2. The Jenkins chattel mortgage was void because it was not recorded forthwith; it resulted in defrauding Dinklage's creditors, and it sought to hold after-acquired goods. Twyne's Case, 3 Coke, 80; Frankhouser v. Ellett, 22 Kan. 127-141; Cameron v. Marvin, 26 id. 612; Leser v. Glaser, 32 id. 546.
3. The holder of a mortgage which is in fraud of creditors cannot be allowed to enforce it against the statutory assignee of the mortgagor. Sandwich Mfg. Co. v. Wright, 22 F. 631; Setter v. Alvey, 15 Kan. 157; Bernstein v. Smith, 10 id. 60; Gerlach v. Skinner, 34 id. 86; Flersheim v. Cary, 39 id. 178; Feineman v. Sachs, 33 id. 621; Stewart v. Platt, 101 U.S. 731; Rumsey v. Town, 20 F. 555; Clapp v. Nordmeyer, 25 id. 71.

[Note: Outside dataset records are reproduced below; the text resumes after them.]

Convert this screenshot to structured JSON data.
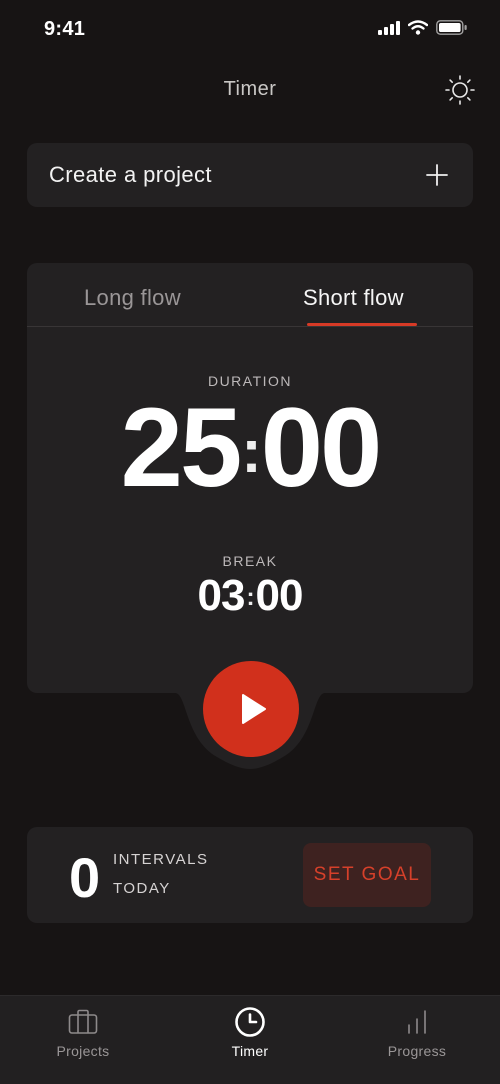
{
  "status_bar": {
    "time": "9:41"
  },
  "header": {
    "title": "Timer",
    "theme_icon": "sun-icon"
  },
  "create_project": {
    "label": "Create a project",
    "icon": "plus-icon"
  },
  "timer": {
    "tabs": [
      {
        "label": "Long flow",
        "active": false
      },
      {
        "label": "Short flow",
        "active": true
      }
    ],
    "duration_label": "DURATION",
    "duration_minutes": "25",
    "duration_seconds": "00",
    "break_label": "BREAK",
    "break_minutes": "03",
    "break_seconds": "00",
    "play_icon": "play-icon"
  },
  "stats": {
    "count": "0",
    "label_line1": "INTERVALS",
    "label_line2": "TODAY",
    "goal_button": "SET GOAL"
  },
  "tabbar": {
    "items": [
      {
        "label": "Projects",
        "icon": "briefcase-icon",
        "active": false
      },
      {
        "label": "Timer",
        "icon": "clock-icon",
        "active": true
      },
      {
        "label": "Progress",
        "icon": "bar-chart-icon",
        "active": false
      }
    ]
  },
  "colors": {
    "background": "#171414",
    "card": "#232122",
    "accent": "#d1301c",
    "goal_bg": "#3e2220"
  }
}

A. A. Harris, and John H. Crain, for defendant in error Jenkins:
As to the first proposition relied upon by counsel for plaintiff in error to sustain their contention in this case:
This proposition is always governed by the circumstances surrounding the case to be decided. Cobbey on Replevin, § 447, says. "The decisions upon the question when a demand is necessary are neither uniform nor entirely reconcilable; but I think the better doctrine is, that a demand is only required when it is necessary to terminate the defendant's right of possession or to confer that right upon the plaintiff." See, also, Lamping v. Kemon, 9 Colo. 390; Eldred v. Oconto Co., 33 Wis. 140; Homan v. Laboo, 1 Neb. 204; Myrick v. Bell, 17 N.W. 268; Smith & Co. v. McLean, 24 Iowa 322; Dickson v. Randal, 19 Kan. 212; Raper v. Harrison, 37 id. 243; Redding v. Page, 52 Iowa 406; 5 Am. & Eng. Encyc. of Law, 528i, and note 3 thereto.
As to the second proposition relied upon by plaintiff in error, we submit that it cuts no figure in this case, for the following reasons:
1st. Because the mortgage, under our statutes, whether recorded or not, was good inter partes, and "the assignee takes only such rights in the property as the assignor had at' the time of the assignment." 1 Am. & Eng. Encyc. of Law, 854; Shaw v. Glenn, 37 N.J.Eq. 32; Henrichs v. Woods, 7 Mo.App. 236; Brown v. Brabb, 11 Am. Rep. 549; Platt v. Preston, 3 F. 394.
2d. There is no question of defrauding creditors before this court; there is no evidence to that effect and no finding of fact warranting that conclusion. In fact, the assignee cannot be heard to complain of the acts and doings of the assignor before making the assignment. Under the statutes of certain states, notably New York, fraudulent transfers may be resisted, but even then the fraud must be fraud in fact. Rev. Stat. N.Y. (7th ed.) 2330.
3d. If the above reasoning is logical and good law, then the third proposition of plaintiff in error necessarily falls to the ground. Crawford's Adm'r v. Lehr, 20 Kan. 509, 512.